While the technology could have many uses, Headrick’s SPARK-VT application focused on using the device to apply semiconductors that function as solar panels to a flat surface. Headrick has previously patented a “pen-writer” system that applies the crystals in a line. The new technology is a writing “head” that allows them to be rolled on a surface.
“The core idea is to get as close as possible to be able to paint solar panels on the side of a house,” Headrick said.
Headrick will use the SPARK-VT award to create a prototype Microslot Writer specially geared to producing solar panels. He plans to work with industry partners, including Omega Optical in Brattleboro Vt., to develop the technology. The thin film solar market is a multi-billion market, Headrick said.

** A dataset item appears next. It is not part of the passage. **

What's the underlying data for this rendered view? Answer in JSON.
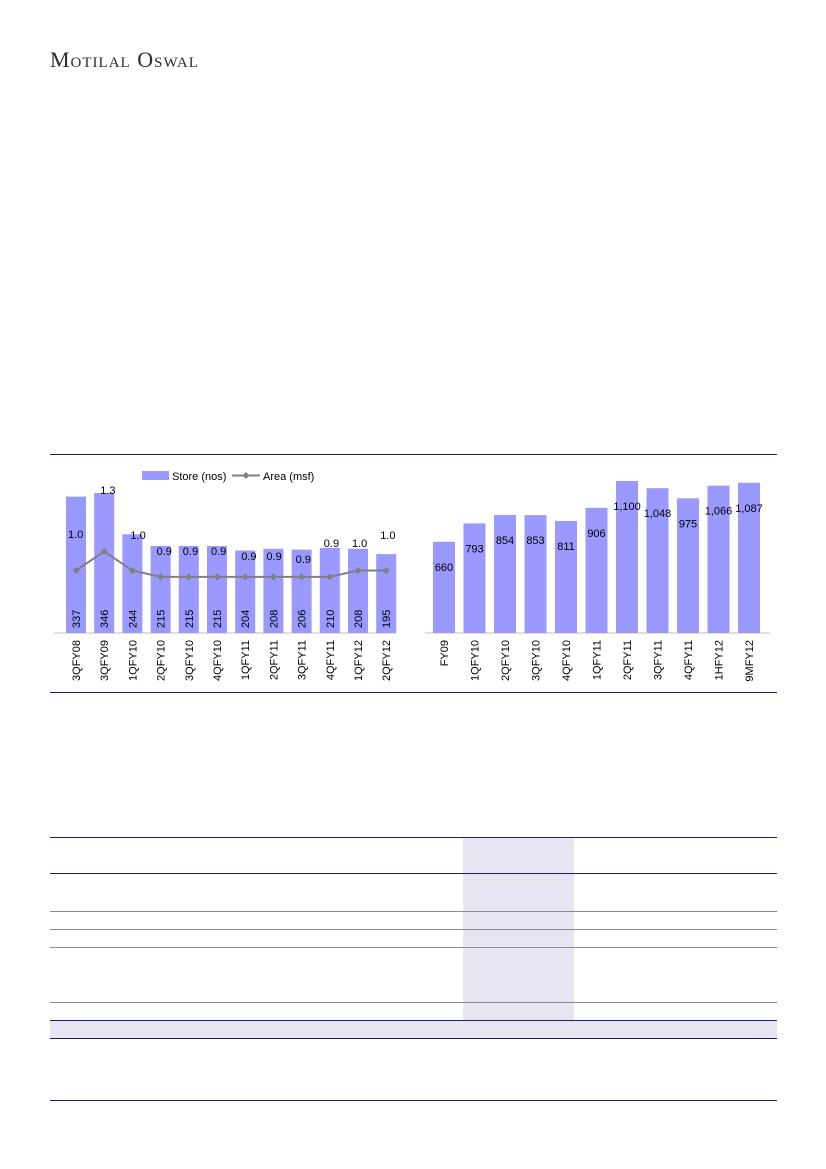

Augmented reality system for ground-penetrating radar
Dryver Huston and Tian Xia in UVM’s College of Engineering and Mathematical Sciences won for further development of their “cognitive ground penetrating radar” system.
The team has won two previous SPARK-VT awards for the technology, which can peer up to 12 feet underground to detect buried infrastructure at a construction site, giving developers and planners a tool that could vastly speed the permit approval process, which can take two years in a major city.

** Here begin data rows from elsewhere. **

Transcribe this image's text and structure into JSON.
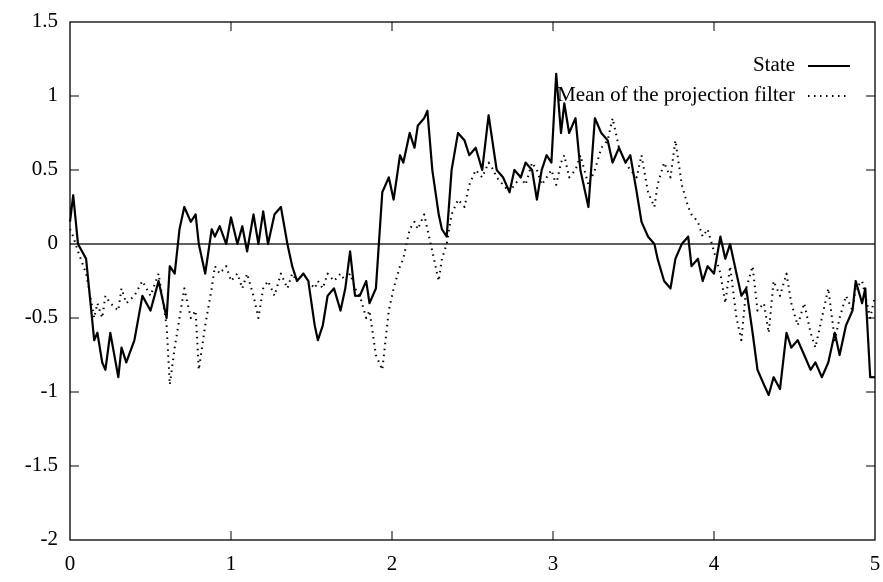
{
  "chart_data": {
    "type": "line",
    "x": [
      0,
      0.02,
      0.05,
      0.1,
      0.15,
      0.17,
      0.2,
      0.22,
      0.25,
      0.3,
      0.32,
      0.35,
      0.4,
      0.45,
      0.5,
      0.55,
      0.6,
      0.62,
      0.65,
      0.68,
      0.71,
      0.75,
      0.78,
      0.8,
      0.84,
      0.88,
      0.9,
      0.93,
      0.97,
      1.0,
      1.04,
      1.07,
      1.1,
      1.14,
      1.17,
      1.2,
      1.23,
      1.27,
      1.31,
      1.35,
      1.38,
      1.41,
      1.45,
      1.48,
      1.52,
      1.54,
      1.57,
      1.6,
      1.64,
      1.68,
      1.71,
      1.74,
      1.77,
      1.8,
      1.84,
      1.86,
      1.9,
      1.94,
      1.98,
      2.01,
      2.05,
      2.07,
      2.11,
      2.14,
      2.16,
      2.2,
      2.22,
      2.25,
      2.29,
      2.31,
      2.34,
      2.37,
      2.41,
      2.45,
      2.48,
      2.52,
      2.56,
      2.6,
      2.63,
      2.65,
      2.69,
      2.73,
      2.76,
      2.8,
      2.83,
      2.87,
      2.9,
      2.93,
      2.96,
      2.99,
      3.02,
      3.05,
      3.07,
      3.1,
      3.14,
      3.17,
      3.22,
      3.26,
      3.3,
      3.34,
      3.37,
      3.41,
      3.45,
      3.48,
      3.52,
      3.55,
      3.59,
      3.63,
      3.65,
      3.69,
      3.73,
      3.76,
      3.8,
      3.84,
      3.86,
      3.9,
      3.93,
      3.96,
      4.0,
      4.04,
      4.07,
      4.1,
      4.14,
      4.17,
      4.2,
      4.24,
      4.27,
      4.31,
      4.34,
      4.37,
      4.41,
      4.45,
      4.48,
      4.52,
      4.56,
      4.6,
      4.63,
      4.67,
      4.71,
      4.75,
      4.78,
      4.82,
      4.86,
      4.88,
      4.92,
      4.94,
      4.97,
      5.0
    ],
    "series": [
      {
        "name": "State",
        "color": "#000000",
        "style": "solid",
        "values": [
          0.15,
          0.33,
          0.0,
          -0.1,
          -0.65,
          -0.6,
          -0.8,
          -0.85,
          -0.6,
          -0.9,
          -0.7,
          -0.8,
          -0.65,
          -0.35,
          -0.45,
          -0.25,
          -0.5,
          -0.15,
          -0.2,
          0.1,
          0.25,
          0.15,
          0.2,
          0.0,
          -0.2,
          0.1,
          0.05,
          0.12,
          0.0,
          0.18,
          0.0,
          0.12,
          -0.05,
          0.2,
          0.0,
          0.22,
          0.0,
          0.2,
          0.25,
          0.0,
          -0.15,
          -0.25,
          -0.2,
          -0.25,
          -0.55,
          -0.65,
          -0.55,
          -0.35,
          -0.3,
          -0.45,
          -0.3,
          -0.05,
          -0.35,
          -0.35,
          -0.25,
          -0.4,
          -0.3,
          0.35,
          0.45,
          0.3,
          0.6,
          0.55,
          0.75,
          0.65,
          0.8,
          0.85,
          0.9,
          0.5,
          0.2,
          0.1,
          0.05,
          0.5,
          0.75,
          0.7,
          0.6,
          0.65,
          0.5,
          0.87,
          0.65,
          0.5,
          0.45,
          0.35,
          0.5,
          0.45,
          0.55,
          0.5,
          0.3,
          0.5,
          0.6,
          0.55,
          1.15,
          0.75,
          0.95,
          0.75,
          0.85,
          0.5,
          0.25,
          0.85,
          0.75,
          0.7,
          0.55,
          0.65,
          0.55,
          0.6,
          0.35,
          0.15,
          0.05,
          0.0,
          -0.1,
          -0.25,
          -0.3,
          -0.1,
          0.0,
          0.05,
          -0.15,
          -0.1,
          -0.25,
          -0.15,
          -0.2,
          0.05,
          -0.1,
          0.0,
          -0.2,
          -0.35,
          -0.3,
          -0.6,
          -0.85,
          -0.95,
          -1.02,
          -0.9,
          -0.98,
          -0.6,
          -0.7,
          -0.65,
          -0.75,
          -0.85,
          -0.8,
          -0.9,
          -0.8,
          -0.6,
          -0.75,
          -0.55,
          -0.45,
          -0.25,
          -0.4,
          -0.3,
          -0.9,
          -0.9
        ]
      },
      {
        "name": "Mean of the projection filter",
        "color": "#000000",
        "style": "dotted",
        "values": [
          0.1,
          0.05,
          -0.05,
          -0.2,
          -0.5,
          -0.4,
          -0.5,
          -0.35,
          -0.4,
          -0.45,
          -0.3,
          -0.4,
          -0.35,
          -0.25,
          -0.35,
          -0.2,
          -0.55,
          -0.95,
          -0.7,
          -0.5,
          -0.3,
          -0.5,
          -0.45,
          -0.85,
          -0.55,
          -0.3,
          -0.15,
          -0.2,
          -0.15,
          -0.25,
          -0.2,
          -0.3,
          -0.2,
          -0.35,
          -0.5,
          -0.3,
          -0.25,
          -0.35,
          -0.2,
          -0.3,
          -0.2,
          -0.25,
          -0.2,
          -0.25,
          -0.3,
          -0.25,
          -0.3,
          -0.2,
          -0.25,
          -0.2,
          -0.25,
          -0.2,
          -0.3,
          -0.35,
          -0.5,
          -0.45,
          -0.75,
          -0.85,
          -0.45,
          -0.3,
          -0.15,
          -0.1,
          0.1,
          0.15,
          0.1,
          0.2,
          0.1,
          -0.05,
          -0.25,
          -0.1,
          0.0,
          0.2,
          0.3,
          0.25,
          0.4,
          0.5,
          0.45,
          0.55,
          0.5,
          0.45,
          0.4,
          0.35,
          0.4,
          0.45,
          0.4,
          0.55,
          0.5,
          0.4,
          0.45,
          0.5,
          0.4,
          0.55,
          0.6,
          0.45,
          0.5,
          0.6,
          0.4,
          0.5,
          0.65,
          0.7,
          0.85,
          0.65,
          0.55,
          0.5,
          0.45,
          0.6,
          0.35,
          0.25,
          0.4,
          0.55,
          0.45,
          0.7,
          0.4,
          0.25,
          0.2,
          0.15,
          0.05,
          0.1,
          -0.05,
          -0.2,
          -0.4,
          -0.15,
          -0.5,
          -0.65,
          -0.3,
          -0.15,
          -0.45,
          -0.4,
          -0.6,
          -0.25,
          -0.35,
          -0.2,
          -0.4,
          -0.55,
          -0.4,
          -0.6,
          -0.7,
          -0.5,
          -0.3,
          -0.65,
          -0.5,
          -0.35,
          -0.45,
          -0.3,
          -0.25,
          -0.35,
          -0.5,
          -0.35
        ]
      }
    ],
    "xlim": [
      0,
      5
    ],
    "xticks": [
      0,
      1,
      2,
      3,
      4,
      5
    ],
    "ylim": [
      -2,
      1.5
    ],
    "yticks": [
      -2,
      -1.5,
      -1,
      -0.5,
      0,
      0.5,
      1,
      1.5
    ],
    "zeroaxis": true,
    "legend": "top-right"
  }
}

The new award will be used to further develop the augmented reality portion of the project – which converts in real time a variety of inputs, including radar scans, into high quality images of underground objects that a non-specialist on- or off-site can read and understand.
The technology earned a Smart 50 Award from U.S. Ignite and other funders and was featured at the National Smart Cities Conference in 2018.

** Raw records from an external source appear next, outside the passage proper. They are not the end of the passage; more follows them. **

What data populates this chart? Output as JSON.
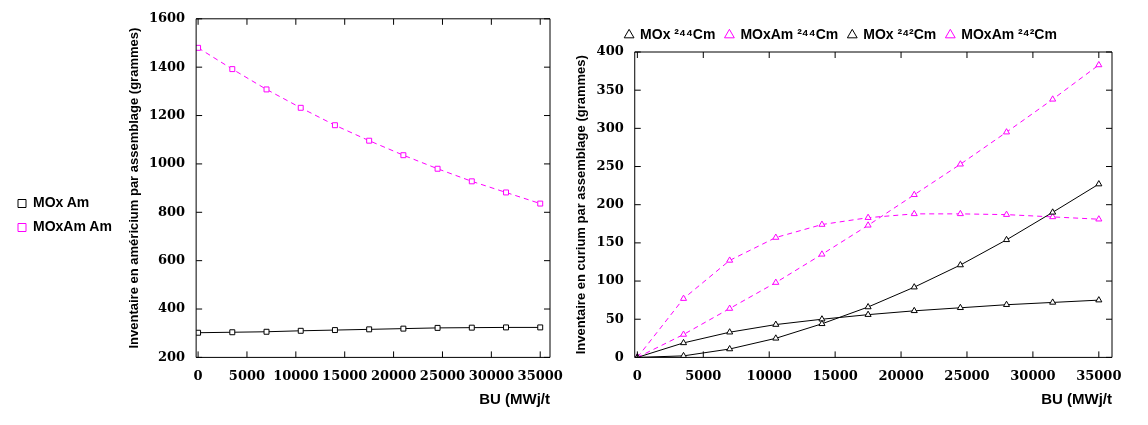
{
  "chart_data": [
    {
      "type": "line",
      "xlabel": "BU (MWj/t",
      "ylabel": "Inventaire en américium par assemblage (grammes)",
      "x": [
        0,
        3500,
        7000,
        10500,
        14000,
        17500,
        21000,
        24500,
        28000,
        31500,
        35000
      ],
      "xlim": [
        -200,
        36000
      ],
      "xticks": [
        0,
        5000,
        10000,
        15000,
        20000,
        25000,
        30000,
        35000
      ],
      "ylim": [
        200,
        1600
      ],
      "yticks": [
        200,
        400,
        600,
        800,
        1000,
        1200,
        1400,
        1600
      ],
      "grid": false,
      "legend": "left",
      "marker": "square",
      "series": [
        {
          "name": "MOx Am",
          "color": "#000000",
          "line_style": "solid",
          "values": [
            302,
            304,
            306,
            310,
            313,
            316,
            319,
            322,
            323,
            324,
            324
          ]
        },
        {
          "name": "MOxAm Am",
          "color": "#ff00ff",
          "line_style": "dashed",
          "values": [
            1480,
            1392,
            1308,
            1232,
            1160,
            1096,
            1036,
            980,
            928,
            882,
            836
          ]
        }
      ]
    },
    {
      "type": "line",
      "xlabel": "BU (MWj/t",
      "ylabel": "Inventaire en curium par assemblage (grammes)",
      "x": [
        0,
        3500,
        7000,
        10500,
        14000,
        17500,
        21000,
        24500,
        28000,
        31500,
        35000
      ],
      "xlim": [
        -200,
        36000
      ],
      "xticks": [
        0,
        5000,
        10000,
        15000,
        20000,
        25000,
        30000,
        35000
      ],
      "ylim": [
        0,
        400
      ],
      "yticks": [
        0,
        50,
        100,
        150,
        200,
        250,
        300,
        350,
        400
      ],
      "grid": false,
      "legend": "top",
      "marker": "triangle",
      "series": [
        {
          "name": "MOx ²⁴⁴Cm",
          "color": "#000000",
          "line_style": "solid",
          "values": [
            0,
            2,
            11,
            25,
            44,
            66,
            92,
            121,
            154,
            190,
            227
          ]
        },
        {
          "name": "MOxAm ²⁴⁴Cm",
          "color": "#ff00ff",
          "line_style": "dashed",
          "values": [
            0,
            30,
            64,
            98,
            135,
            173,
            213,
            253,
            295,
            338,
            383
          ]
        },
        {
          "name": "MOx ²⁴²Cm",
          "color": "#000000",
          "line_style": "solid",
          "values": [
            0,
            19,
            33,
            43,
            50,
            56,
            61,
            65,
            69,
            72,
            75
          ]
        },
        {
          "name": "MOxAm ²⁴²Cm",
          "color": "#ff00ff",
          "line_style": "dashed",
          "values": [
            0,
            77,
            127,
            157,
            174,
            183,
            188,
            188,
            187,
            184,
            181
          ]
        }
      ]
    }
  ]
}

At UVM’s annual SPARK-VT competition, faculty pitch their commercialization ideas to a panel of experts who challenge them with questions, then deliberate in private before announcing the winning teams.
“Congratulations to all three teams for submitting high quality entries with great potential,” said Richard Galbraith, UVM’s vice president for research. “All three entries show a high degree of sophistication, both in their underlying science that drives the innovation and in faculty’s grasp of the realities of the marketplace.”
SPARK-VT is designed to help bridge the divide between research and the marketplace by bringing promising researchers together with business innovators and biotech leaders. The program offers frequent workshops to faculty interested in commercializing their research on topics ranging from intellectual property to market analysis to the art of the pitch. A select group of faculty who’ve submitted SPARK-VT proposals are invited to make presentations to a panel of 12 leaders from biotech, pharmaceutical, business, engineering, finance and legal fields. Panel members ask questions, challenge presenters on the details of their plans and offer suggestions. The $50,000 seed funding comes from UVM’s Office of the Vice President for Research and Office of the Provost.
Since its launch in 2012, SPARK-VT has funded 21 faculty proposals. It has spawned three start-up companies and has been a factor in faculty being awarded 23 Small Business Innovation Research (SBIR) and Small Business Technology Transfer (STTR) grants from the federal government.